I am observing that wall street analysts are obsessed with the term "growth". I do agree that growth is important but the stock price run ups on some vague "PEG" is ridiculous. After my BDX shares were called off in December 97, I was stunned that the stock price ran up like it did. Then I was watching the quarterly reports regularly and was always wondering how the high prices could be justified.
I am comfortable with the current prices. The financials and fundamentals make sense so one can hold for a long term appreciation or for trading in a trading range. If the stock dips by a dollar or so, I am planning to double up with similar covered call position. My cost would work out to $22 or so.
As somebody else eloquently observed, the down grade of the debt is not a serous matter (I term that as routine) at the moment unless the company wants to issue more notes. We as share holders should worry what the company will be earning and what the market expectations could be (albeit long bond interest rate etc). Good luck.
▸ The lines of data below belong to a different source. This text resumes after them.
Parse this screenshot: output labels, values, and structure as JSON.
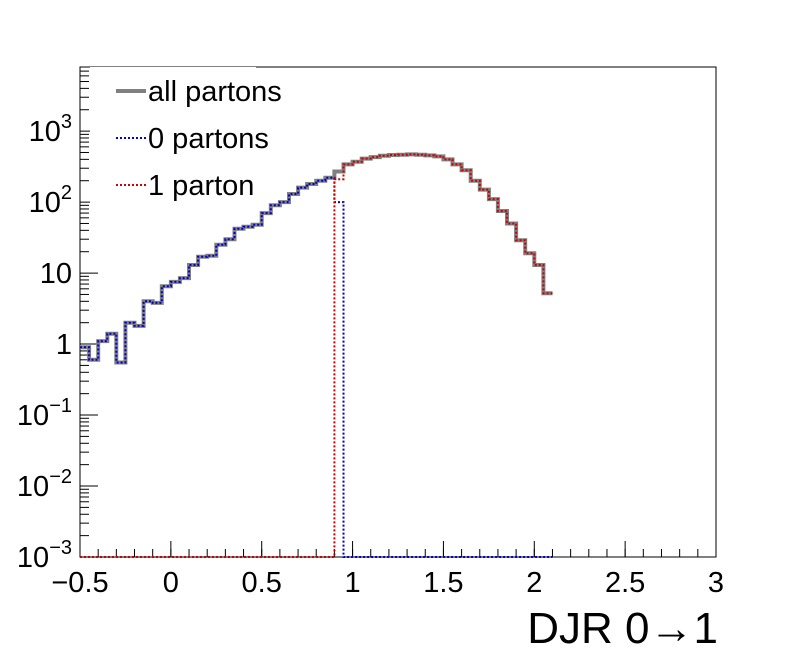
{
  "chart_data": {
    "type": "line",
    "title": "",
    "xlabel": "DJR 0→1",
    "ylabel": "",
    "xlim": [
      -0.5,
      3
    ],
    "ylim": [
      0.001,
      8000
    ],
    "y_scale": "log",
    "grid": false,
    "legend_position": "top-left",
    "x_ticks": [
      {
        "v": -0.5,
        "label": "−0.5"
      },
      {
        "v": 0,
        "label": "0"
      },
      {
        "v": 0.5,
        "label": "0.5"
      },
      {
        "v": 1,
        "label": "1"
      },
      {
        "v": 1.5,
        "label": "1.5"
      },
      {
        "v": 2,
        "label": "2"
      },
      {
        "v": 2.5,
        "label": "2.5"
      },
      {
        "v": 3,
        "label": "3"
      }
    ],
    "y_ticks": [
      {
        "v": 0.001,
        "base": "10",
        "exp": "−3"
      },
      {
        "v": 0.01,
        "base": "10",
        "exp": "−2"
      },
      {
        "v": 0.1,
        "base": "10",
        "exp": "−1"
      },
      {
        "v": 1,
        "base": "1",
        "exp": ""
      },
      {
        "v": 10,
        "base": "10",
        "exp": ""
      },
      {
        "v": 100,
        "base": "10",
        "exp": "2"
      },
      {
        "v": 1000,
        "base": "10",
        "exp": "3"
      }
    ],
    "bins": {
      "start": -0.5,
      "width": 0.05
    },
    "series": [
      {
        "name": "all partons",
        "color": "#808080",
        "style": "solid",
        "values": [
          0.9,
          0.6,
          1.1,
          1.4,
          0.55,
          2.0,
          1.8,
          4.0,
          3.8,
          6.5,
          7.5,
          8.5,
          13,
          17,
          17.5,
          25,
          30,
          42,
          45,
          48,
          70,
          90,
          100,
          130,
          160,
          180,
          200,
          220,
          270,
          340,
          370,
          410,
          430,
          450,
          460,
          465,
          470,
          465,
          455,
          440,
          400,
          340,
          280,
          200,
          150,
          110,
          75,
          50,
          29,
          19,
          13,
          5.2
        ]
      },
      {
        "name": "0 partons",
        "color": "#0000cc",
        "style": "dotted",
        "values": [
          0.9,
          0.6,
          1.1,
          1.4,
          0.55,
          2.0,
          1.8,
          4.0,
          3.8,
          6.5,
          7.5,
          8.5,
          13,
          17,
          17.5,
          25,
          30,
          42,
          45,
          48,
          70,
          90,
          100,
          130,
          160,
          180,
          200,
          220,
          100,
          0.001,
          0.001,
          0.001,
          0.001,
          0.001,
          0.001,
          0.001,
          0.001,
          0.001,
          0.001,
          0.001,
          0.001,
          0.001,
          0.001,
          0.001,
          0.001,
          0.001,
          0.001,
          0.001,
          0.001,
          0.001,
          0.001,
          0.001
        ]
      },
      {
        "name": "1 parton",
        "color": "#cc0000",
        "style": "dotted",
        "values": [
          0.001,
          0.001,
          0.001,
          0.001,
          0.001,
          0.001,
          0.001,
          0.001,
          0.001,
          0.001,
          0.001,
          0.001,
          0.001,
          0.001,
          0.001,
          0.001,
          0.001,
          0.001,
          0.001,
          0.001,
          0.001,
          0.001,
          0.001,
          0.001,
          0.001,
          0.001,
          0.001,
          0.001,
          210,
          340,
          370,
          410,
          430,
          450,
          460,
          465,
          470,
          465,
          455,
          440,
          400,
          340,
          280,
          200,
          150,
          110,
          75,
          50,
          29,
          19,
          13,
          5.2
        ]
      }
    ]
  }
}
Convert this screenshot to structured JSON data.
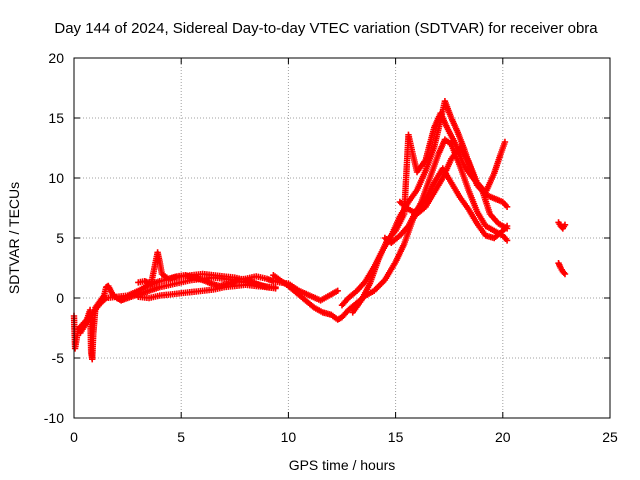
{
  "chart_data": {
    "type": "scatter",
    "title": "Day 144 of 2024, Sidereal Day-to-day VTEC variation (SDTVAR) for receiver obra",
    "xlabel": "GPS time / hours",
    "ylabel": "SDTVAR / TECUs",
    "xlim": [
      0,
      25
    ],
    "ylim": [
      -10,
      20
    ],
    "x_ticks": [
      0,
      5,
      10,
      15,
      20,
      25
    ],
    "x_tick_labels": [
      "0",
      "5",
      "10",
      "15",
      "20",
      "25"
    ],
    "y_ticks": [
      -10,
      -5,
      0,
      5,
      10,
      15,
      20
    ],
    "y_tick_labels": [
      "-10",
      "-5",
      "0",
      "5",
      "10",
      "15",
      "20"
    ],
    "grid": true,
    "marker": "+",
    "series": [
      {
        "name": "SDTVAR",
        "color": "#ff0000",
        "traces": [
          [
            [
              0.0,
              -1.5
            ],
            [
              0.05,
              -4.2
            ],
            [
              0.2,
              -2.6
            ],
            [
              0.4,
              -2.2
            ],
            [
              0.6,
              -1.8
            ],
            [
              0.75,
              -1.0
            ],
            [
              0.8,
              -4.5
            ],
            [
              0.85,
              -5.1
            ],
            [
              0.9,
              -3.0
            ],
            [
              1.0,
              -0.8
            ],
            [
              1.2,
              -0.3
            ],
            [
              1.4,
              0.2
            ],
            [
              1.5,
              0.9
            ],
            [
              1.6,
              1.0
            ],
            [
              1.8,
              0.3
            ],
            [
              2.0,
              0.0
            ],
            [
              2.2,
              -0.2
            ],
            [
              2.5,
              0.0
            ],
            [
              3.0,
              0.3
            ],
            [
              3.5,
              0.6
            ],
            [
              4.0,
              0.9
            ],
            [
              4.5,
              1.1
            ],
            [
              5.0,
              1.3
            ],
            [
              5.5,
              1.5
            ],
            [
              6.0,
              1.6
            ],
            [
              6.5,
              1.7
            ],
            [
              7.0,
              1.6
            ],
            [
              7.5,
              1.5
            ],
            [
              8.0,
              1.6
            ],
            [
              8.5,
              1.8
            ],
            [
              9.0,
              1.6
            ],
            [
              9.3,
              1.4
            ],
            [
              9.6,
              1.3
            ],
            [
              10.0,
              1.2
            ],
            [
              10.5,
              0.6
            ],
            [
              11.0,
              0.2
            ],
            [
              11.5,
              -0.2
            ],
            [
              12.0,
              0.3
            ],
            [
              12.3,
              0.6
            ]
          ],
          [
            [
              0.3,
              -2.9
            ],
            [
              0.6,
              -2.0
            ],
            [
              0.9,
              -1.2
            ],
            [
              1.2,
              -0.5
            ],
            [
              1.5,
              0.0
            ],
            [
              2.0,
              0.1
            ],
            [
              2.5,
              0.2
            ],
            [
              3.0,
              0.6
            ],
            [
              3.5,
              1.1
            ],
            [
              4.0,
              1.4
            ],
            [
              4.5,
              1.6
            ],
            [
              5.0,
              1.8
            ],
            [
              5.5,
              1.9
            ],
            [
              6.0,
              2.0
            ],
            [
              6.5,
              1.9
            ],
            [
              7.0,
              1.8
            ],
            [
              7.5,
              1.7
            ],
            [
              8.0,
              1.5
            ],
            [
              8.5,
              1.2
            ],
            [
              9.0,
              0.9
            ],
            [
              9.4,
              0.8
            ]
          ],
          [
            [
              3.0,
              0.1
            ],
            [
              3.5,
              0.0
            ],
            [
              4.0,
              0.2
            ],
            [
              4.5,
              0.3
            ],
            [
              5.0,
              0.4
            ],
            [
              5.5,
              0.5
            ],
            [
              6.0,
              0.6
            ],
            [
              6.5,
              0.7
            ],
            [
              7.0,
              0.9
            ],
            [
              7.5,
              1.0
            ],
            [
              8.0,
              1.1
            ],
            [
              8.5,
              1.0
            ],
            [
              9.0,
              0.9
            ],
            [
              9.4,
              0.9
            ]
          ],
          [
            [
              3.0,
              1.3
            ],
            [
              3.3,
              1.4
            ],
            [
              3.6,
              1.2
            ],
            [
              3.9,
              3.8
            ],
            [
              4.0,
              3.0
            ],
            [
              4.1,
              2.0
            ],
            [
              4.4,
              1.6
            ],
            [
              4.8,
              1.8
            ],
            [
              5.2,
              1.9
            ],
            [
              5.6,
              1.7
            ],
            [
              6.0,
              1.5
            ],
            [
              6.4,
              1.2
            ],
            [
              6.8,
              1.0
            ],
            [
              7.2,
              1.2
            ],
            [
              7.6,
              1.4
            ],
            [
              8.0,
              1.3
            ],
            [
              8.4,
              1.2
            ],
            [
              8.8,
              1.0
            ],
            [
              9.2,
              0.9
            ]
          ],
          [
            [
              9.3,
              1.9
            ],
            [
              9.6,
              1.5
            ],
            [
              10.0,
              1.0
            ],
            [
              10.4,
              0.4
            ],
            [
              10.8,
              -0.2
            ],
            [
              11.2,
              -0.8
            ],
            [
              11.6,
              -1.2
            ],
            [
              12.0,
              -1.4
            ],
            [
              12.3,
              -1.8
            ],
            [
              12.5,
              -1.6
            ],
            [
              12.8,
              -1.0
            ],
            [
              13.2,
              -0.4
            ],
            [
              13.6,
              0.2
            ],
            [
              14.0,
              0.6
            ],
            [
              14.5,
              1.5
            ],
            [
              15.0,
              3.0
            ],
            [
              15.4,
              4.5
            ],
            [
              15.8,
              6.5
            ],
            [
              16.2,
              8.0
            ],
            [
              16.6,
              10.0
            ],
            [
              17.0,
              12.0
            ],
            [
              17.3,
              13.2
            ],
            [
              17.6,
              12.8
            ],
            [
              18.0,
              11.0
            ],
            [
              18.4,
              9.0
            ],
            [
              18.8,
              7.2
            ],
            [
              19.2,
              6.0
            ],
            [
              19.6,
              5.6
            ],
            [
              20.0,
              5.2
            ],
            [
              20.2,
              4.8
            ]
          ],
          [
            [
              12.5,
              -0.6
            ],
            [
              12.8,
              0.0
            ],
            [
              13.2,
              0.6
            ],
            [
              13.6,
              1.4
            ],
            [
              14.0,
              2.6
            ],
            [
              14.4,
              4.0
            ],
            [
              14.8,
              5.2
            ],
            [
              15.2,
              6.8
            ],
            [
              15.6,
              8.0
            ],
            [
              16.0,
              9.0
            ],
            [
              16.4,
              10.6
            ],
            [
              16.8,
              12.6
            ],
            [
              17.1,
              14.8
            ],
            [
              17.3,
              16.4
            ],
            [
              17.6,
              15.0
            ],
            [
              17.9,
              13.8
            ],
            [
              18.2,
              12.4
            ],
            [
              18.5,
              10.8
            ],
            [
              18.8,
              9.4
            ],
            [
              19.2,
              8.6
            ],
            [
              19.6,
              8.3
            ],
            [
              20.0,
              8.0
            ],
            [
              20.2,
              7.6
            ]
          ],
          [
            [
              13.0,
              -1.2
            ],
            [
              13.4,
              -0.2
            ],
            [
              13.8,
              1.2
            ],
            [
              14.2,
              3.2
            ],
            [
              14.6,
              4.8
            ],
            [
              15.0,
              5.6
            ],
            [
              15.4,
              7.0
            ],
            [
              15.6,
              13.6
            ],
            [
              15.8,
              12.0
            ],
            [
              16.0,
              10.5
            ],
            [
              16.4,
              11.5
            ],
            [
              16.8,
              14.2
            ],
            [
              17.1,
              15.4
            ],
            [
              17.4,
              14.2
            ],
            [
              17.8,
              12.8
            ],
            [
              18.2,
              11.0
            ],
            [
              18.6,
              10.0
            ],
            [
              19.0,
              9.2
            ],
            [
              19.4,
              7.0
            ],
            [
              19.8,
              6.2
            ],
            [
              20.2,
              5.8
            ]
          ],
          [
            [
              14.5,
              5.0
            ],
            [
              14.8,
              4.6
            ],
            [
              15.2,
              5.2
            ],
            [
              15.6,
              6.0
            ],
            [
              16.0,
              7.4
            ],
            [
              16.4,
              8.2
            ],
            [
              16.8,
              9.6
            ],
            [
              17.2,
              10.8
            ],
            [
              17.6,
              9.6
            ],
            [
              18.0,
              8.4
            ],
            [
              18.4,
              7.4
            ],
            [
              18.8,
              6.2
            ],
            [
              19.2,
              5.2
            ],
            [
              19.6,
              5.0
            ],
            [
              20.0,
              5.6
            ],
            [
              20.2,
              6.0
            ]
          ],
          [
            [
              15.2,
              8.0
            ],
            [
              15.6,
              7.4
            ],
            [
              16.0,
              7.0
            ],
            [
              16.4,
              7.6
            ],
            [
              16.8,
              8.8
            ],
            [
              17.2,
              10.0
            ],
            [
              17.6,
              11.6
            ],
            [
              18.0,
              12.6
            ],
            [
              18.4,
              11.4
            ],
            [
              18.8,
              9.6
            ],
            [
              19.2,
              8.8
            ],
            [
              19.6,
              10.4
            ],
            [
              19.9,
              12.0
            ],
            [
              20.1,
              13.0
            ]
          ],
          [
            [
              22.6,
              6.3
            ],
            [
              22.7,
              6.0
            ],
            [
              22.8,
              5.8
            ],
            [
              22.9,
              6.1
            ]
          ],
          [
            [
              22.6,
              2.9
            ],
            [
              22.7,
              2.5
            ],
            [
              22.8,
              2.2
            ],
            [
              22.9,
              2.0
            ]
          ]
        ]
      }
    ]
  }
}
(P.S I hope you do not consider this as "peddling". Have a look at Beckman Coulter. This is my favorite though I have not made much money out of it (yet). I think this company has assimilated the acquisition and has a good cash flow. If the next one or two years pass by without any financial debacle, I think the stock will be double. Again, this stock also is languishing because of lack of "growth" in the "top line". To me it appears bottom line will grow handsomely and that is enough. Similarly, I think the bottom line in BDX will be OK).